The Fabric of Security, also known as Cyber Security Fabric or Federated Security, refers to systems designed to protect the Information Systems infrastructure of the home, a corporation or government from malicious attackers. Protection in this sense means guaranteeing the confidentiality, integrity, and the availability of the information stored in the system ("SYSTEM"), and its elements or components.

Unlike endpoint security, network security, web application security, and Internet security, Fabric of Security Systems assume that attacks will be successful, and cannot be averted. Therefore, the emphasis shifts from attempting to prevent unauthorized access to that of minimizing the time to detect the unauthorized access, the time to isolate the unauthorized access from doing harm, and finally, the time to remove the offending process and reconfiguration of the system back into a "SAFE" state.

Security essentials

Security refers to processes and systems designed to protect the assets of an individual, system and/or organization from harm. Computer Security (a.k.a. cyber security) refers to processes and systems designed to protect computer and/or information system assets from harm. In general, such assets are: (1) information/ data, (2) programs and applications, and (3) services. Protecting assets from harm means:

Confidentiality – assets are used/access only by authorized parties (also refer to as secrecy or privacy)

Integrity – assets can be modified only by authorized parties and only in authorize ways (“insider threat”)

Availability – assets are available to authorize parties at time to.

Lampson's Protection Model

In 1971, Butler Lampson introduced the general model of protection of computer or information system assets. Protection systems implemented since then followed Lampson's original formulation, the Access control matrix. Fundamentally the universe is divided into two classes of entities: Objects (which need to be protected) and Subjects (which use the Objects). The Objects are also called Resources and the Subjects are also called Principals.

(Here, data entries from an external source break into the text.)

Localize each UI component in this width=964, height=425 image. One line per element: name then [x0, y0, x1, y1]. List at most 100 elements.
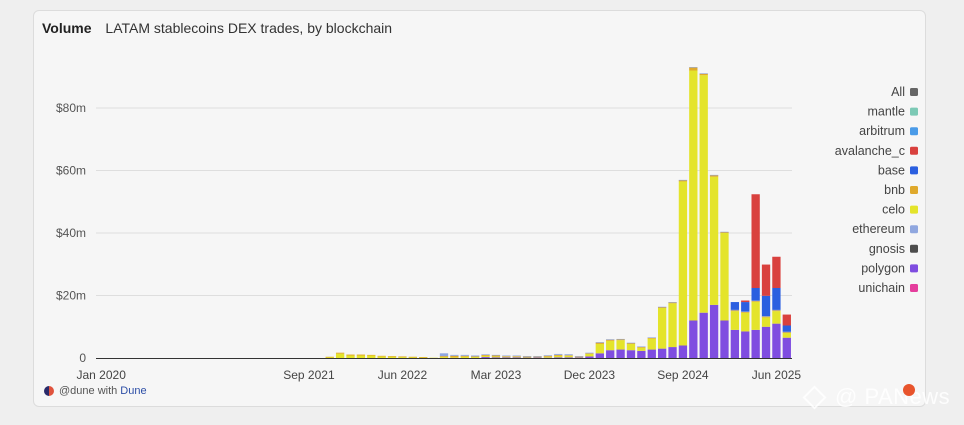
- bar-segment-bnb: [522, 356, 532, 358]
- bar-segment-celo: [678, 181, 688, 346]
- bar-segment-polygon: [720, 320, 729, 358]
- bar-segment-celo: [616, 340, 625, 350]
- bar-segment-bnb: [626, 343, 636, 344]
- bar-segment-celo: [491, 356, 501, 358]
- bar-segment-polygon: [533, 357, 542, 359]
- bar-segment-avalanche-c: [761, 264, 771, 296]
- bar-segment-bnb: [533, 356, 542, 358]
- legend-swatch: [910, 107, 918, 116]
- bar-segment-ethereum: [543, 355, 553, 356]
- bar-segment-celo: [637, 347, 646, 351]
- bar-segment-celo: [709, 176, 719, 305]
- bar-segment-bnb: [356, 354, 366, 356]
- bar-segment-celo: [377, 356, 386, 358]
- legend-swatch: [910, 225, 918, 234]
- bar-segment-bnb: [730, 310, 740, 312]
- bar-segment-avalanche-c: [741, 300, 750, 303]
- bar-segment-avalanche-c: [782, 314, 791, 326]
- bar-segment-celo: [585, 353, 594, 357]
- bar-segment-celo: [325, 357, 334, 358]
- y-tick-label: $60m: [56, 164, 86, 178]
- bar-segment-celo: [367, 355, 376, 358]
- bar-segment-celo: [346, 355, 355, 358]
- bar-segment-bnb: [657, 307, 667, 308]
- x-tick-label: Jun 2022: [378, 368, 428, 382]
- bar-segment-polygon: [585, 356, 594, 358]
- watermark: @ PANews: [802, 384, 951, 410]
- bar-segment-ethereum: [460, 354, 469, 356]
- footer-credit: @dune with: [59, 385, 118, 397]
- bar-segment-celo: [522, 357, 532, 358]
- bar-segment-celo: [647, 338, 656, 350]
- bar-segment-polygon: [564, 357, 573, 359]
- legend-label: All: [891, 85, 905, 99]
- chart-label: Volume: [42, 20, 92, 36]
- y-tick-label: $80m: [56, 101, 86, 115]
- gridlines: 0 $20m $40m $60m $80m: [56, 101, 792, 365]
- bar-segment-base: [741, 302, 750, 312]
- bar-segment-celo: [502, 356, 511, 358]
- watermark-dot-icon: [903, 384, 915, 396]
- legend-label: celo: [882, 203, 905, 217]
- bar-segment-celo: [439, 357, 449, 358]
- bar-segment-celo: [356, 355, 366, 358]
- bar-segment-celo: [429, 357, 438, 359]
- legend-swatch: [910, 127, 918, 136]
- bar-segment-ethereum: [522, 356, 532, 357]
- watermark-text: @ PANews: [835, 384, 951, 409]
- bar-segment-polygon: [626, 350, 636, 358]
- bar-segment-polygon: [481, 357, 490, 358]
- bar-segment-celo: [657, 308, 667, 349]
- bars: [325, 67, 791, 359]
- bar-segment-ethereum: [481, 354, 490, 355]
- legend-label: polygon: [861, 261, 905, 275]
- bar-segment-polygon: [606, 350, 615, 358]
- bar-segment-celo: [720, 233, 729, 321]
- bar-segment-ethereum: [471, 355, 480, 357]
- bar-segment-polygon: [699, 312, 708, 358]
- bar-segment-celo: [419, 357, 428, 359]
- axes: Jan 2020 Sep 2021 Jun 2022 Mar 2023 Dec 2023…: [76, 358, 801, 382]
- bar-segment-bnb: [346, 354, 355, 356]
- bar-segment-ethereum: [637, 346, 646, 348]
- legend-label: ethereum: [852, 222, 905, 236]
- bar-segment-ethereum: [626, 342, 636, 344]
- bar-segment-bnb: [398, 356, 407, 358]
- bar-segment-celo: [772, 311, 781, 324]
- bar-segment-ethereum: [657, 306, 667, 308]
- bar-segment-bnb: [543, 355, 553, 357]
- bar-segment-bnb: [761, 316, 771, 318]
- bar-segment-celo: [626, 343, 636, 351]
- bar-segment-bnb: [387, 356, 397, 357]
- bar-segment-celo: [751, 301, 760, 330]
- bar-segment-bnb: [325, 356, 334, 358]
- bar-segment-celo: [481, 355, 490, 358]
- bar-segment-celo: [741, 312, 750, 332]
- chart-header: Volume LATAM stablecoins DEX trades, by …: [42, 20, 392, 36]
- bar-segment-celo: [595, 343, 604, 354]
- bar-segment-polygon: [512, 357, 521, 359]
- legend-swatch: [910, 244, 918, 253]
- bar-segment-celo: [782, 333, 791, 338]
- bar-segment-bnb: [502, 356, 511, 357]
- bar-segment-celo: [512, 356, 521, 358]
- x-tick-label: Jan 2020: [76, 368, 126, 382]
- bar-segment-celo: [460, 356, 469, 358]
- y-tick-label: $40m: [56, 226, 86, 240]
- legend-swatch: [910, 146, 918, 155]
- bar-segment-polygon: [782, 337, 791, 358]
- dune-link[interactable]: Dune: [120, 385, 147, 397]
- legend-label: avalanche_c: [835, 144, 905, 158]
- bar-segment-polygon: [574, 357, 584, 359]
- bar-segment-ethereum: [709, 174, 719, 176]
- bar-segment-polygon: [637, 350, 646, 358]
- bar-segment-ethereum: [574, 356, 584, 357]
- bar-segment-bnb: [439, 356, 449, 358]
- legend-swatch: [910, 205, 918, 214]
- bar-segment-bnb: [481, 354, 490, 356]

A resource is an object for which a protection policy has been established. Access to Objects is restricted via a protection system, called a reference monitor, that implements the protection policies of the system. Namely the reference monitor or "Guard System" must: (1) identifies the identity of the Principal claiming access to an object - Principal is identity, (2) authentication - validates that the Principal claiming access to an object is who he/she/it claims to be, and (3) authorization - is the principal claiming access to an object authorized to access said object.